Assim vem descrito na página do Ministério da Saúde:

“O que é Atrofia Muscular Espinhal (AME)?
A Atrofia Muscular Espinhal (AME) é uma doença rara, degenerativa, passada de pais para filhos e que interfere na capacidade do corpo de produzir uma proteína essencial para a sobrevivência dos neurônios motores, responsáveis pelos gestos voluntários vitais simples do corpo, como respirar, engolir e se mover.
Varia do tipo 0 (antes do nascimento) ao 4 (segunda ou terceira década de vida), dependendo do grau de comprometimento dos músculos e da idade em que surgem os primeiros sintomas. 
Até o momento, não há cura para a Atrofia Muscular Espinhal (AME).” 

 Até o momento, frisa o entendimento Ministerial, não haveria cura para a doença. 
 Na medida em que os casos foram aumentando no mundo, de crianças acometidas desta doença, maiores foram os avanços em pesquisa dos grandes laboratórios e a busca pela cura da mesma. 

 Em 2017, houve o ingresso para registro de uma medicação chamada Nusinersena, cujo laboratório fabricante no Brasil é a empresa Biogen Brasil, junto a Anvisa, com nome industrial de Spinraza, assim descrito no site da Autarquia na época:

“Chega ao mercado brasileiro uma esperança para pessoas acometidas pela Atrofia Muscular Espinhal 5q (AME), doença que ataca o sistema nervoso até o ponto de o paciente não conseguir se mover ou mesmo respirar e que atinge um em cada dez mil bebês nascidos. A Anvisa publicará na segunda-feira (28/8) o registro do medicamento novo SPINRAZA® (nusinersena), na forma farmacêutica solução injetável e concentração de 2,4 mg/mL. Dessa forma, o Spinraza poderá ser comercializado no Brasil. A decisão será publicada no Diário Oficial da União (DOU).”
“O medicamento é indicado para o tratamento de pacientes com AME, doença rara neuromuscular autossômica recessiva de prognóstico adverso, caracterizada pela degeneração de neurônios motores da coluna vertebral e sem opções terapêuticas disponíveis no Brasil. O Spinraza é fabricado pelas empresas Vetter Pharma - Fertigung GmbH & Co. KG (Alemanha) e Patheon Itália S.PA (Itália). A detentora do registro do medicamento no Brasil é a empresa Biogen Brasil Produtos Farmacêuticos Ltda.”  

 Efetivamente, esta medicação era a única alternativa viável e eficaz para minimizar os estragos que a doença produz no organismo das crianças afetadas por esta rara moléstia.
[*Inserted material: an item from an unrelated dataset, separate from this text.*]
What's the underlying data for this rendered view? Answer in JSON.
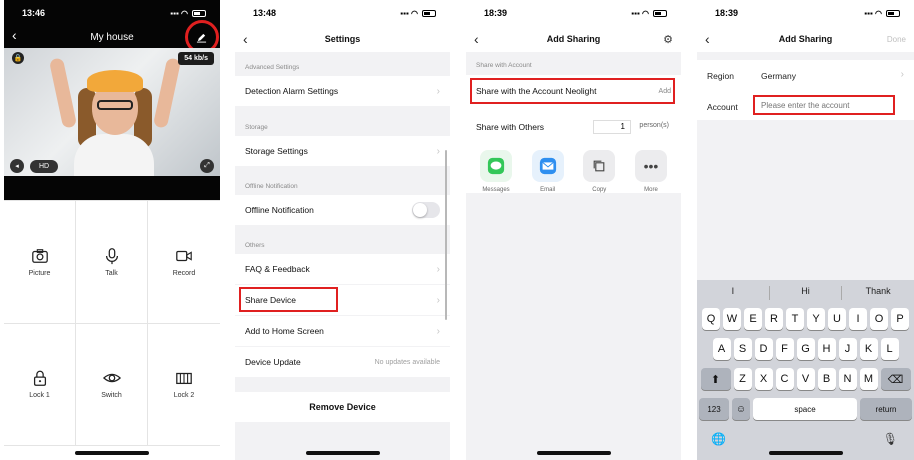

Tendo sido adotado e aprovado por praticamente todos os países no mundo, através de suas Agências Reguladoras na aprovação da medicação.

 Era na época, e ainda é até hoje, considerada uma medicação órfão no tratamento da doença, tendo sido liberada pelo Sistema Único de Saúde – SUS.

 Os valores envolvidos economicamente junto aos grandes laboratórios, que investem milhões de dólares na confecção e pesquisa destes medicamentos são enormes, o que em tese, justificaria o preço elevado de cada dose do remédio descoberto.

 Entretanto, a ciência é constantemente bombardeada por mais informações e avanços a cada dia. Uma descoberta impulsiona outra e assim sucessivamente a tecnologia avança de uma forma efetivamente impressionante, para o bem da humanidade.

 Mas o que seriam afinal as medicações órfãs? 

São todas as medicações singulares, para tratamento de doenças raras e que não encontram nenhum outro remédio similar, são, portanto, órfãos solitários no combate a estas doenças raras, específicas. Mas o que seriam as doenças raras? Assim nos aponta também o site da Anvisa:

“O que são doenças raras?
As doenças chamadas "raras" não têm cura e as opções terapêuticas disponíveis são restritas. Elas são definidas, de acordo com a Política Nacional de Atenção Integral às Pessoas com Doenças Raras, como aquelas que afetam até 65 pessoas em cada 100 mil indivíduos com base em dados oficiais nacionais ou, quando inexistentes, em dados publicados em documentação técnico-científica.” 

 E os medicamentos órfãos foram definidos pelo site Wikipédia a Enciclopédia Livre:

“O medicamento órfão é um status dado a medicamentos que tratam doenças raras por um órgão regulatório de saúde oficial do país. Para o FDA é considerado medicamento órfão aqueles que tratam de doenças que atingem menos de 200 000 americanos.[1] Para a União Europeia este tipo de medicamento são aqueles que atingem não mais do que cinco em cada 10 000 pessoas e as doenças tratadas com eles sejam crônicas debilitantes ou coloquem a vida em risco.[1] De acordo com a Anvisa os órfãos são indicados para incidência de doenças menor que 5 : 10 000.” 

 O Spinraza era considerado até bem pouco tempo o único medicamento capaz de minorar os efeitos nefastos desta doença, sendo aplicado, de regra, em quatro doses, três iniciais de quinze em quinze dias e outra após trinta dias. Seguindo após, um tratamento de uma aplicação a cada quatro meses por toda a vida do paciente. Como demonstra o site “A Tua Saúde”:

“Como usar”
“O uso de Spinraza só pode ser feito no hospital, por um médico ou enfermeiro, uma vez que é necessário injetar o remédio diretamente no espaço onde está a medula espinhal.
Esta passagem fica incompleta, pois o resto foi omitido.